While the decision in the matter of Cardinal George Pell concerns criminal issues it does raise questions about the application of the rules of evidence by Australia's courts in all including commercial matters. While commercial disputes are generally civil matters between the parties in commercial matters litigants face the burden of presenting financial information to judges who often seem dismissive of financial detail (see article below for the reasons why Australian courts seem to find dealing with financial data a burden).
In handing down the decision in Cardinal George Pell's appeal against his conviction for crimes relating to child sex abuse Chief Justice Ann Ferguson said that “it is not enough that the jury might have had a doubt, but they must have had a doubt” .
Her Honour said so in explaining why she and the other judge in the three judge panel disagreed with dissenting judge Mark Weinberg's decision where he concluded that the "jury might have had a doubt".
In reading out the court’s conclusions for rejecting the appeal, Chief Justice Anne Ferguson outlined Justice Weinberg’s reasoning.
“In his dissenting judgment, the judge found that at times, the complainant was inclined to embellish aspects of his account,” she told the court this morning.
“He concluded that his evidence contained discrepancies, displayed inadequacies so as to cause him to have a doubt as to the applicant’s guilt.

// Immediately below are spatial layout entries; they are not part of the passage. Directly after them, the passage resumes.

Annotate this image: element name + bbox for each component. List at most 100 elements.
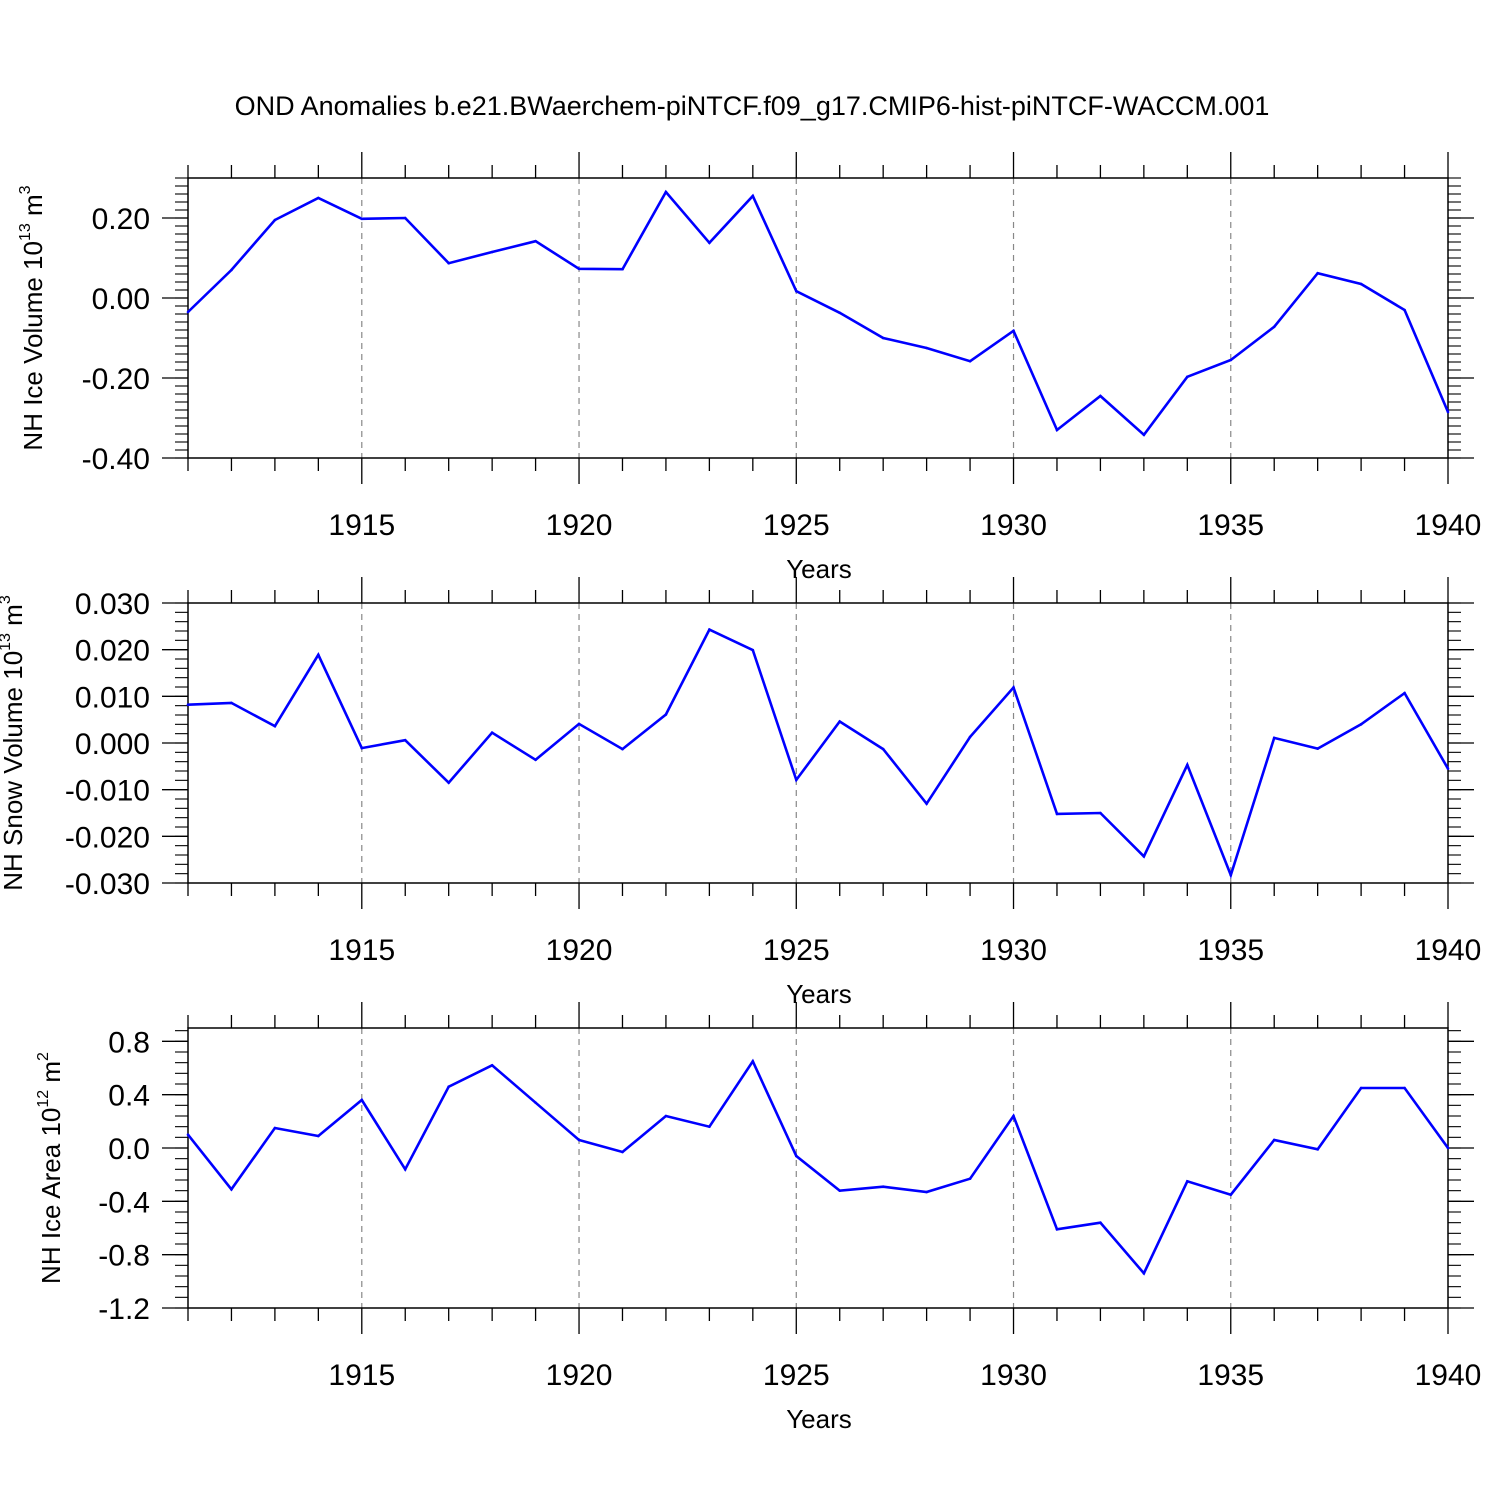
data-point (1142, 855, 1146, 858)
data-point (1142, 433, 1146, 437)
figure-title: OND Anomalies b.e21.BWaerchem-piNTCF.f09… (235, 91, 1270, 121)
y-tick-label: -0.20 (82, 363, 150, 396)
data-point (534, 1101, 537, 1104)
x-tick-label: 1930 (980, 934, 1047, 967)
data-point (577, 1138, 581, 1142)
data-point (1142, 1272, 1146, 1275)
data-point (708, 1125, 711, 1128)
data-point (577, 267, 581, 271)
data-point (1012, 1114, 1015, 1118)
data-point (1229, 1193, 1233, 1196)
x-tick-label: 1940 (1415, 934, 1482, 967)
data-point (794, 778, 798, 782)
data-point (447, 1085, 450, 1088)
data-point (230, 701, 233, 705)
data-point (968, 1177, 972, 1180)
panel-snow-volume: 1915 1920 1925 1930 1935 1940 Years -0.030 -0.02… (0, 577, 1481, 1009)
data-point (1012, 686, 1015, 689)
data-point (1316, 747, 1319, 750)
data-point (403, 1168, 407, 1171)
series-line (186, 1058, 1450, 1276)
y-tick-label: 0.4 (108, 1080, 150, 1113)
data-point (230, 268, 233, 272)
data-point (1359, 1086, 1363, 1090)
data-point (360, 217, 364, 221)
data-point (925, 346, 928, 350)
data-point (1099, 1221, 1102, 1224)
data-point (621, 747, 624, 751)
data-point (664, 190, 668, 194)
x-axis-title: Years (786, 1404, 852, 1434)
plot-frame (187, 602, 1449, 884)
x-tick-label: 1925 (763, 934, 830, 967)
data-point (794, 1154, 798, 1158)
data-point (621, 1150, 624, 1154)
data-point (708, 628, 711, 631)
y-tick-label: -0.010 (65, 775, 150, 808)
y-tick-label: -0.020 (65, 821, 150, 854)
x-tick-label: 1925 (763, 1359, 830, 1392)
series-line (187, 189, 1450, 437)
data-point (1316, 1148, 1319, 1151)
x-tick-label: 1925 (763, 509, 830, 542)
x-axis-title: Years (786, 554, 852, 584)
data-point (360, 746, 364, 750)
data-point (360, 1098, 364, 1102)
data-point (751, 194, 755, 198)
data-point (968, 735, 972, 739)
data-point (1403, 691, 1406, 695)
data-point (751, 1060, 755, 1063)
data-point (1446, 1146, 1450, 1150)
data-point (273, 724, 277, 728)
data-point (490, 250, 494, 254)
panel-ice-area: 1915 1920 1925 1930 1935 1940 Years -1.2 -0.8 -0.… (35, 1002, 1481, 1434)
y-tick-label: 0.030 (75, 588, 150, 621)
data-point (1055, 428, 1059, 432)
data-point (490, 731, 494, 735)
data-point (317, 1134, 320, 1138)
data-point (1055, 812, 1059, 816)
x-tick-label: 1920 (546, 1359, 613, 1392)
data-point (1403, 1086, 1406, 1090)
data-point (490, 1064, 494, 1067)
data-point (1272, 1138, 1276, 1142)
y-tick-label: -0.40 (82, 443, 150, 476)
y-tick-label: -1.2 (98, 1293, 150, 1326)
data-point (577, 722, 581, 726)
data-point (838, 1189, 842, 1192)
y-tick-label: 0.000 (75, 728, 150, 761)
x-tick-label: 1915 (328, 1359, 395, 1392)
data-point (664, 1114, 668, 1118)
x-tick-label: 1915 (328, 509, 395, 542)
x-tick-label: 1920 (546, 509, 613, 542)
data-point (317, 653, 320, 657)
y-axis-title: NH Ice Area 1012 m2 (35, 1052, 66, 1284)
y-tick-label: -0.8 (98, 1240, 150, 1273)
data-point (186, 703, 190, 707)
data-point (403, 738, 407, 742)
data-point (1403, 308, 1406, 312)
y-tick-label: -0.030 (65, 868, 150, 901)
data-point (1316, 271, 1319, 275)
data-point (1272, 736, 1276, 740)
data-point (881, 336, 885, 340)
data-point (1186, 763, 1189, 767)
data-point (403, 216, 407, 220)
y-tick-label: 0.0 (108, 1133, 150, 1166)
plot-frame (187, 177, 1449, 459)
data-point (230, 1188, 233, 1191)
data-point (1186, 1180, 1189, 1183)
x-tick-label: 1935 (1197, 509, 1264, 542)
data-point (1186, 375, 1189, 379)
data-point (273, 1126, 277, 1130)
data-point (751, 648, 755, 652)
panel-ice-volume: 1915 1920 1925 1930 1935 1940 Years -0.40 -0.20 0… (17, 152, 1481, 584)
x-tick-label: 1940 (1415, 1359, 1482, 1392)
x-tick-label: 1930 (980, 509, 1047, 542)
data-point (881, 1185, 885, 1188)
data-point (621, 267, 624, 271)
data-point (186, 1133, 190, 1136)
y-tick-label: -0.4 (98, 1186, 150, 1219)
data-point (447, 261, 450, 265)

“He could not exclude as a reasonable possibility that some of what the complainant said was concocted, particularly in relation to the second incident.”
“Nevertheless, Justice Weinberg stated that in relation to the first incident, if the complainant’s evidence was the only evidence, he might well have found it difficult to say that the jury, acting reasonably, were bound to have a reasonable doubt about the Cardinal’s guilt,” she said.
“He went on to note, however, that there was more than just the complainant’s evidence.
“In Justice Weinberg’s view, there was significant and in some places impressive evidence
suggesting that the complainant’s account was, in a realistic sense, impossible to accept.”
“Justice Weinberg stated that in his view, the convictions could not stand,” she said.
“Nevertheless, the appeal on the unreasonableness ground has been dismissed because two of us took a different view of the facts.”.
In short, its seems as if the CJ is herself aware that one cannot prove with absolute certainty that the jurors must have had a doubt. It will always have to be an objective test, which is what Weinberg set-out. However, because it can only be an only be an objective test, Weinberg could only make a conclusion based on probabilities (hence "may" and not "must").
Nevertheless, the Chief Justice seemed determined, as has become the norm, to formulate if not state legal principle without reference to a factual matrix.
Commercial lawyers (one hopes) but certainly litigants in commercial matters can immediately see the problems that can and will arise in taking such an approach.Conversely, Weinberg's reasoning provides a timely if not long overdue reminder of how the facts in any case ought to be assessed.